As you can see from the photos, the stream channel condition and alteration by years of mismanagement of cattle has had a devastating effect on channel form, stability and function, and fisheries habitat values. Woody riparian plants expected to be on such a stream are largely gone, replaced by bluegrass and noxious weeds. I would expect that any FWP fisheries biologist would collaborate my opinion on the extreme adverse effects of livestock. At one time I expect this stream had dominantly woody plants such as willow and alder and likely extensive beaver activity in the moderate and low gradient reaches of all the streams on the WMA.

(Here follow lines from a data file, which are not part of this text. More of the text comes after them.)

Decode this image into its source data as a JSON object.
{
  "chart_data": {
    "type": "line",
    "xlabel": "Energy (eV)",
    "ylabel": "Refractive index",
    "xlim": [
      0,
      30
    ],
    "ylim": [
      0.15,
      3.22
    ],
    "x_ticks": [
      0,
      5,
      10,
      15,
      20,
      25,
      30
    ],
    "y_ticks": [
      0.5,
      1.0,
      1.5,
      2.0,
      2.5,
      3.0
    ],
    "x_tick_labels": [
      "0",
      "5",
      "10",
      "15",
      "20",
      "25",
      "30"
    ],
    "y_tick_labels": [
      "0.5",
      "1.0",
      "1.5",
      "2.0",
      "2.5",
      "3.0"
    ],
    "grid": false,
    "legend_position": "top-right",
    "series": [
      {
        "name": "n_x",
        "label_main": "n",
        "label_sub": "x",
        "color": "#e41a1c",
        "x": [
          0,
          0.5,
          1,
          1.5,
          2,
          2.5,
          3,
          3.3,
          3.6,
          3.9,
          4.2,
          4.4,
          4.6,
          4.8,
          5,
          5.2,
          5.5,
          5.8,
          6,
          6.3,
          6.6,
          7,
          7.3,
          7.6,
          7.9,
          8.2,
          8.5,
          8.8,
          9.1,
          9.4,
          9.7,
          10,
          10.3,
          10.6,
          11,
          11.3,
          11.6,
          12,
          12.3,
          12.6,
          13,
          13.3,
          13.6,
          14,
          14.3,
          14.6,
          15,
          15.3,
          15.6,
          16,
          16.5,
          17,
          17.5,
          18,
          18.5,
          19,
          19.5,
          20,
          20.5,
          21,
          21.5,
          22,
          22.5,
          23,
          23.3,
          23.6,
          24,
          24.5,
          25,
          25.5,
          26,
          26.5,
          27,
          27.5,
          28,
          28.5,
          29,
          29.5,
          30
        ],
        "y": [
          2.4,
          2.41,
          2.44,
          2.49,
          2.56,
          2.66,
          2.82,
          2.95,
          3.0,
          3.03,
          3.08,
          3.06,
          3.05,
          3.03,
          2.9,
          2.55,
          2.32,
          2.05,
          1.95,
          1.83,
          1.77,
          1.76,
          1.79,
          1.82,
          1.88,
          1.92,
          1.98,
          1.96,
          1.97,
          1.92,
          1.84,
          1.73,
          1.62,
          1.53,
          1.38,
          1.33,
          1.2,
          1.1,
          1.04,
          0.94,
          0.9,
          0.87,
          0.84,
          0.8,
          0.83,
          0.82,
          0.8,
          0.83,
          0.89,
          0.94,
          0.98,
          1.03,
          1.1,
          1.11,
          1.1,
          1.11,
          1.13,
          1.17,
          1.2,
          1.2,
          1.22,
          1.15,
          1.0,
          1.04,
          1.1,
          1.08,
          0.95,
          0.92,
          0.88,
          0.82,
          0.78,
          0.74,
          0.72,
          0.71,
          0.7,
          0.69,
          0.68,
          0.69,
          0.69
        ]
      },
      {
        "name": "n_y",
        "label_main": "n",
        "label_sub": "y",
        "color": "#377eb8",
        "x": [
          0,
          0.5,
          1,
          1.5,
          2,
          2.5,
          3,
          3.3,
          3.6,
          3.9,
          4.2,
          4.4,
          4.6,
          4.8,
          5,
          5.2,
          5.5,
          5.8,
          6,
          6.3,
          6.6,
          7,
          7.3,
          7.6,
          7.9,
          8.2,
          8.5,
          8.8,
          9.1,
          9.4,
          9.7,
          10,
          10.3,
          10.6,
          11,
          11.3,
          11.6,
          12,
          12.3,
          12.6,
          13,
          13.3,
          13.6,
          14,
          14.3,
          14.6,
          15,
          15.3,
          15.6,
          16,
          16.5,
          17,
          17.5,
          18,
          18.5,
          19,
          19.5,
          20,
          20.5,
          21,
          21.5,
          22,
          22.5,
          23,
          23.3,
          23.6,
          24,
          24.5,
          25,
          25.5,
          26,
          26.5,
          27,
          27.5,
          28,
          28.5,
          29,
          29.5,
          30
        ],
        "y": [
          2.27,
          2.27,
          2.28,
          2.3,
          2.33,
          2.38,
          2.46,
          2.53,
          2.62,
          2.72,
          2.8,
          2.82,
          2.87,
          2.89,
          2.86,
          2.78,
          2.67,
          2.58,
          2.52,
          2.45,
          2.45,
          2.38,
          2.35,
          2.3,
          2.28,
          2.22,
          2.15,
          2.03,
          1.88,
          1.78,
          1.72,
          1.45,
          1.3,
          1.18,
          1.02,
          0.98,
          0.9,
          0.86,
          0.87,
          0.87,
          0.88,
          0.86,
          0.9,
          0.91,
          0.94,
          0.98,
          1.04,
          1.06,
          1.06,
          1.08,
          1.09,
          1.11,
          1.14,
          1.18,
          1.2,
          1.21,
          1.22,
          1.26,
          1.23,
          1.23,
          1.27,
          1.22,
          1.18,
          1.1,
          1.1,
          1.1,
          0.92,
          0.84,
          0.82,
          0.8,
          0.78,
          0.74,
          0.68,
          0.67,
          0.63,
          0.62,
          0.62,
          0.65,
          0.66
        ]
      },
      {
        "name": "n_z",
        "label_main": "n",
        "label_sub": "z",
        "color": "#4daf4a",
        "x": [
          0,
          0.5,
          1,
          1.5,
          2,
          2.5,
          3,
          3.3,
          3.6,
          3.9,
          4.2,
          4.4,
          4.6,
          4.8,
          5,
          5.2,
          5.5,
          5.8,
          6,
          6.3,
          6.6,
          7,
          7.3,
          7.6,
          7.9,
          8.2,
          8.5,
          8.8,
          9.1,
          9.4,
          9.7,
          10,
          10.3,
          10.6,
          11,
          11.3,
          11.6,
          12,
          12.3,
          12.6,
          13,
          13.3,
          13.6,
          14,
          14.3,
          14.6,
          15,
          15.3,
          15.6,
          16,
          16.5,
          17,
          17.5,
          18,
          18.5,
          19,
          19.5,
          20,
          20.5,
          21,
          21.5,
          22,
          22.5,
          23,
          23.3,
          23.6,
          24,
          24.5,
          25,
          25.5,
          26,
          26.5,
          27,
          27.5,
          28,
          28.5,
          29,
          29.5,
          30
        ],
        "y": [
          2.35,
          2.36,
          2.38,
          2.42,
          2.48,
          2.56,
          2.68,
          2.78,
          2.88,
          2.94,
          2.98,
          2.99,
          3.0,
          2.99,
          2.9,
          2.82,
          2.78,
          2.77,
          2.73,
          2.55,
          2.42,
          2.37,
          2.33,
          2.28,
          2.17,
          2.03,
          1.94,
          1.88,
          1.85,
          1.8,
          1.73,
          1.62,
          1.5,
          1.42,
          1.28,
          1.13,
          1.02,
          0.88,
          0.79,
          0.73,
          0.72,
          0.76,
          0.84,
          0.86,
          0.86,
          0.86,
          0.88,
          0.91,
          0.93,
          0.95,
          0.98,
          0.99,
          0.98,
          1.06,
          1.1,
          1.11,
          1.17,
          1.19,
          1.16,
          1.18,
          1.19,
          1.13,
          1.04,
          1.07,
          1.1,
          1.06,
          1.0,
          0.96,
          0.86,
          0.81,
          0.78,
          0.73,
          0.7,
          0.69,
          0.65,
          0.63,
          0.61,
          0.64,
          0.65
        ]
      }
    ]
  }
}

In my experience there is little choice but to remove livestock for some time from riparian areas to restore vegetative and desirable stream conditions. The usual rhetoric of applying rest rotation to solve all grazing issues has not been demonstrated to restore streambanks in such deteriorated conditions. In my opinion, within an FWP managed WMA , all the dependent wildlife and aquatic species need to have priority in stream and riparian management over any livestock grazing. Stream channel experts familiar with restoration expect such channels take 15-20 years of no domestic grazing to restore both channels and woody riparian vegetation.
The other photo shows that the excessive grazing use extends beyond the riparian areas. Houndstongue, thistle and other noxious weeds are common, and will expand given the overuse by livestock. Given the values of winter range as a principle reason for Spotted Dog acquisition, livestock grazing should only be used to remove very rank upland grass communities occasionally.
Motorized Uses and Elk Security
As I walked the WMA it was virtually impossible not to encounter a motorized route. Virtually none of these routes have any watershed drainage features. Many are left over logging roads or skid trails with additional user created ridgetop and meadow routes. These routes are in densities that are adversely affecting elk use on the WMA. As Lyon, et al studies have documented, road density in excess of one mile per section have a 50% or greater decline in habitat suitability for elk.
The Deerlodge NF has an ongoing travel plan process that the WMA should collaborate with now to reduce the open motorized routes to a level compatible with results of elk/road studies. I would be happy to send you a list of elk motorized use studies if you do not have them available.
Montana Chapter Backcountry Hunters and Anglers supported the Spotted Dog purchase. However, our expectation was that the area would be managed to optimize wildlife and fisheries values. It is time to make this area an example for the rest of landowners to appreciate and to make sportsmen proud of the management by MDFWP.